Bert additional pre-training

maria · February 20, 2020, 8:26pm

I would like to use transformers/hugging face library to further pretrain BERT. I found the masked LM/ pretrain model, and a usage example, but not a training example.
In the original BERT repo I have this explanation, which is great, but I would like to use Pytorch.
I’m not looking to finetune the model, just pretrain it further on the IMDB dataset, starting with an already trained model.
Also, I assume that extracting BERT weights without the masked LM head and loading it into a regular BERT model should not be an issue.

Jerry_Chi · February 21, 2020, 1:32am

Did you figure out how to do this?

maria · February 21, 2020, 2:15am

For now, I’m going with the original BERT repo in tf, than will try converting to torch. as explained here.

krishansubudhi · February 21, 2020, 6:45am

Use this repo

This is slightly old but works. Let me know if you face any issues.

maria · February 21, 2020, 10:40am

This introduces the overhead of using Azure.
I was looking for an example using the pytorch-pretrained-bert or transformers, maybe something with the model zoo - all native to Pytorch and agnostic to infrastructure.
Thanks though.

krishansubudhi · February 21, 2020, 2:59pm

This uses huggungface Bert. If you can set the rank and world size explicitly, then you don’t need to use azure.

maria · February 22, 2020, 7:54am

Using the original Google repo and converting to torch works.
[EDIT] one caveat though, the new model is much heavier and needs more computational time and power to use.

macwiatrak · February 24, 2020, 4:05pm

This might not be exactly what you are looking for, but it might be easier to follow the huggingface interface for finetuning (very well documented), augment it for a given task and then just use the hidden states of the BERT model to get the embeddings.

maria · February 24, 2020, 6:03pm

I specifically wanted to do the additional pretraining.
It is one if the steps used in some papers in order to adjust the distribution.
The masked lm and next sentence classifier are available in huggingface, but I haven’t seen any training examples.

macwiatrak · February 25, 2020, 12:14am

This looks relevant.
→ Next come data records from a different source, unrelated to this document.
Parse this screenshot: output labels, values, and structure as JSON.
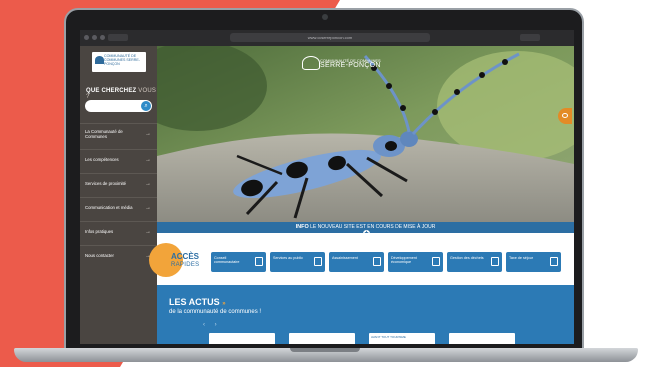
{
  "browser": {
    "url": "www.ccserreponcon.com",
    "tab_hint": "Communauté de communes de Serre-Ponçon"
  },
  "sidebar": {
    "logo": "COMMUNAUTÉ DE COMMUNES SERRE-PONÇON",
    "search_title_bold": "QUE CHERCHEZ",
    "search_title_rest": "VOUS ?",
    "search_placeholder": "",
    "items": [
      {
        "label": "La Communauté de Communes"
      },
      {
        "label": "Les compétences"
      },
      {
        "label": "Services de proximité"
      },
      {
        "label": "Communication et média"
      },
      {
        "label": "Infos pratiques"
      },
      {
        "label": "Nous contacter"
      }
    ]
  },
  "hero": {
    "logo_small": "COMMUNAUTÉ DE COMMUNES",
    "logo_big": "SERRE-PONÇON"
  },
  "info_bar": {
    "bold": "INFO",
    "text": "LE NOUVEAU SITE EST EN COURS DE MISE À JOUR"
  },
  "acces": {
    "title": "ACCÈS",
    "subtitle": "RAPIDES",
    "tiles": [
      {
        "label": "Conseil communautaire",
        "icon": "meeting-icon"
      },
      {
        "label": "Services au public",
        "icon": "bus-icon"
      },
      {
        "label": "Assainissement",
        "icon": "water-icon"
      },
      {
        "label": "Développement économique",
        "icon": "building-icon"
      },
      {
        "label": "Gestion des déchets",
        "icon": "trash-icon"
      },
      {
        "label": "Taxe de séjour",
        "icon": "sign-icon"
      }
    ]
  },
  "actus": {
    "title": "LES ACTUS",
    "title_suffix": "»",
    "subtitle": "de la communauté de communes !",
    "nav": "‹ ›",
    "cards": [
      {
        "label": ""
      },
      {
        "label": ""
      },
      {
        "label": "AVANT TOUT TOURISME"
      },
      {
        "label": ""
      }
    ]
  },
  "colors": {
    "background_accent": "#ec5b4b",
    "brand_blue": "#2c7ab5",
    "accent_orange": "#f2a43a",
    "sidebar": "#4a4541"
  }
}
You can see there an example of LM task, you can reuse it/build on it and create your own LM task inside which you will initialize the weights of bert with a pretrained version and then train it with your own data.

Tykat · October 6, 2020, 11:38am

The link @macwiatrak provided is giving a 404 back. Could you please provide an alternative link to the same page if still available?

maria · October 7, 2020, 5:48am

I actually ended up using the official repo for additional pretraining and exporting to PyTorch.

Tykat · October 7, 2020, 6:23pm

Hi!
Thank you for your answer!
Could you please provide the repo of your code if it is publicly available?

Thank you.

spadel · November 16, 2020, 2:50pm

@maria I would be interested too

maria · November 17, 2020, 2:50pm

spadel · November 18, 2020, 11:46am

But that’s just the official Tensorflow version, do you also have your PyTorch version available?

maria · November 18, 2020, 12:19pm

I used tensorflow and than converted that to PyTorch.
The official implementation is very user friendly.
That’s part of the reason I didn’t post the solution here .

BramVanroy · November 18, 2020, 12:38pm

You can use the scripts provided in the transformers library. These are well-tested and provide many useful options. For BERT in particular, you can have a look here. If you have additional questions, you can use their dedicated forum.

maria · November 18, 2020, 1:49pm

Awesome! I’m glad to see examples (didn’t find any at the time - 6mo ago).

m-nlp-q · March 12, 2021, 10:04am

Hello @maria ,

did you use the scripts of the transformers library?

If you did, which one do you suggest, Hugging Face or the official repo of BERT?
The latter includes using TensorFlow and then export to PyTorch. Ideally, I would like to use just PyTorch and no TensorFlow.